V.S. GAITONDE

Born: 1924
Died: 10 August 2001

V.S. Gaitonde - Paintings

Biography

Vasudeo Santu Gaitonde, born on 1924 in Nagpur, Maharashtra to Goan parents, was regarded as one of India’s foremost abstract painters. He was an artist of singular stature and was known to fellow artists and intellectuals as well as to later generations of students and admirers, as a man of uncompromising integrity of spirit and purpose. A man who never addresses the camera, Gaitonde’s stringent attachment to the codes of painting and the ethics of being a painter distinguised his aesthetic worldview. Short, stocky, self-critical, and confident, Gaitonde scorned sentimentality in his biography and his artistic practice. He was a man of few words and an avid admirer of Indian and Western classical music, poetry, cinema, literature and theater who dedicated his life to painting. He cut ties with his immediately family early on and was briefly associated with the Progressive Artist’s Group. Although the world’s come to regard Gaitonde as a recluse — one should rather say that he tended toward solitude — this isolation was by no means entirely self-imposed, and as such, Ram Kumar who had been a very dear friend to him recalls this once-spirited and gregarious artist as suffering from a sense of loneliness in his later years. Kumar states, “After moving to Delhi [in the early 1970s] Gaitonde missed the sea… About fifteen years before his death, he said that this was going to be his last painting. That he had said whatever he wanted to say in painting, and that if he continued to paint, he would be repeating himself, which he didn’t want to do. Gaitonde’s consistently nonrepresentational works from 1959 onward resist any intrinsic meaning or description and must be dealt with on their own uncompromised terms.

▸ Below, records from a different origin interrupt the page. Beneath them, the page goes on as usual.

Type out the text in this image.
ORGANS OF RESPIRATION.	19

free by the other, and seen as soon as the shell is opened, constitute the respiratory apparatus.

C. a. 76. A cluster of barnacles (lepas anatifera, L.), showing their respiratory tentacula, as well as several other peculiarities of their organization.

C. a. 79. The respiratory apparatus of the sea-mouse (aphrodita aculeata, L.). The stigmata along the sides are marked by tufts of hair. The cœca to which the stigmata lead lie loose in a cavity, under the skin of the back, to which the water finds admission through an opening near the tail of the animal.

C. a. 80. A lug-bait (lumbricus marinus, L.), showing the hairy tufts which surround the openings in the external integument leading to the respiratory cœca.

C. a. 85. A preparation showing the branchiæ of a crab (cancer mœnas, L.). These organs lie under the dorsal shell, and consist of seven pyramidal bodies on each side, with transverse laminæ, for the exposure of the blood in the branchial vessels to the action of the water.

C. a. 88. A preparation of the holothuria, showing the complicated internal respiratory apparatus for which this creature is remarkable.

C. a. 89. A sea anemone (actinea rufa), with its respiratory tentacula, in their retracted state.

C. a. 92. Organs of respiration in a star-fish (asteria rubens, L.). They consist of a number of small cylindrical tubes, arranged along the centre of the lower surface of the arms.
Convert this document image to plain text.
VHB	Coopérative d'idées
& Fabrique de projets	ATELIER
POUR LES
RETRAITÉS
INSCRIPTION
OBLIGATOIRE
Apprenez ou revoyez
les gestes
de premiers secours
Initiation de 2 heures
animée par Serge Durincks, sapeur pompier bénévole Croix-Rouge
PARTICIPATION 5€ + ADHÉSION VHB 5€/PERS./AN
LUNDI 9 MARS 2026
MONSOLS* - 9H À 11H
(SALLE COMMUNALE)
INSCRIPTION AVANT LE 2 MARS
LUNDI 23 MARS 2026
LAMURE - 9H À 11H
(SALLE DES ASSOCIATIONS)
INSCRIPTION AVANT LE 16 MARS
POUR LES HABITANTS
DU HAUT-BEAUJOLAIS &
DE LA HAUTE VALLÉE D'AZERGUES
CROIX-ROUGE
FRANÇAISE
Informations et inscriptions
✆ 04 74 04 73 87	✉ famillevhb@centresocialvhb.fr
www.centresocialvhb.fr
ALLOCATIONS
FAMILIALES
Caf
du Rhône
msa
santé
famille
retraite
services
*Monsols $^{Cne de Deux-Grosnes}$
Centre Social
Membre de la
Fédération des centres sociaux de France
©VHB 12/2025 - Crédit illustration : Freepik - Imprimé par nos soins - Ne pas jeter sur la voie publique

The artist spent his early childhood in Goa and moved to Bombay at a young age. He subsequently lived with his family in a working-class tenement in Khotachiwadi in Gurgaon, often sleeping under the staircase leading down from the landing of their rented room. He graduated from from the renowned though by now moribund Sir J.J. School of Art in Bombay in 1948 and became a fellow there from 1948 to 1950. Gaitonde studied under professor Jagannath M. Ahivasi who familiarized the young artist with compositional techniques associated with Indian mural painting and miniatures.

V.S.Gaitonde - Artworks
Gaitonde - Indian Artist

He began working in the late 1950s in a non-representational mode—or as the artist himself preferred to call it, a “non-objective” or non-figurative style. And although short-lived, Gaitonde made foray into printmaking in 1957-58 alongside his few peers and achieved his first financial break in 1957 when he won the Fleischmann Prize at the First Young Asian Artists Exhibition in Tokyo organized by the Japan Cultural Forum, which was affiliated with the Congress for Cultural Freedom. A critical juncture occurred in Gaitonde’s career in 1959, when he stopped working altogether with colored watercolors and pastels on paper, as well as utilizing a brush alone for his canvases, and embarked on his roller works on both canvas and paper. Then, the shift to a monochromatic palette in 1961 — with ink or ink and wash on paper — accompanies Gaitonde’s interest in Zen Buddhism and the principles of calligraphy, as manifest in a suite of works on paper from 1962. Gaitonde’s artist questionnaire for MoMA’s collection files from May 1963 conveys his interiorized world view and source of inspiration: “I work as an individual. I do not have a scientific point of view; it is mostly my total experience of life [and] nature that comes through me, that is manifested on canvas. For me every painting I do is a miracle… So I cannot really form a philosophy. It is my sincere belief in life, truth, God, whatever it is that prompts me to paint.” Gaitonde made use of roller as a painting instrument as well as palette knives through the 1960s and from this time on always worked on easels during the painting process. Around 1968, one notices a shift from the horizontal canvases to the dominating format of the verticals, which the artist continued to utilize until his last works from 1997-98. In 1972, along with Kumar, Gaitonde received the highly prestigious Padma Shri award from the government of India.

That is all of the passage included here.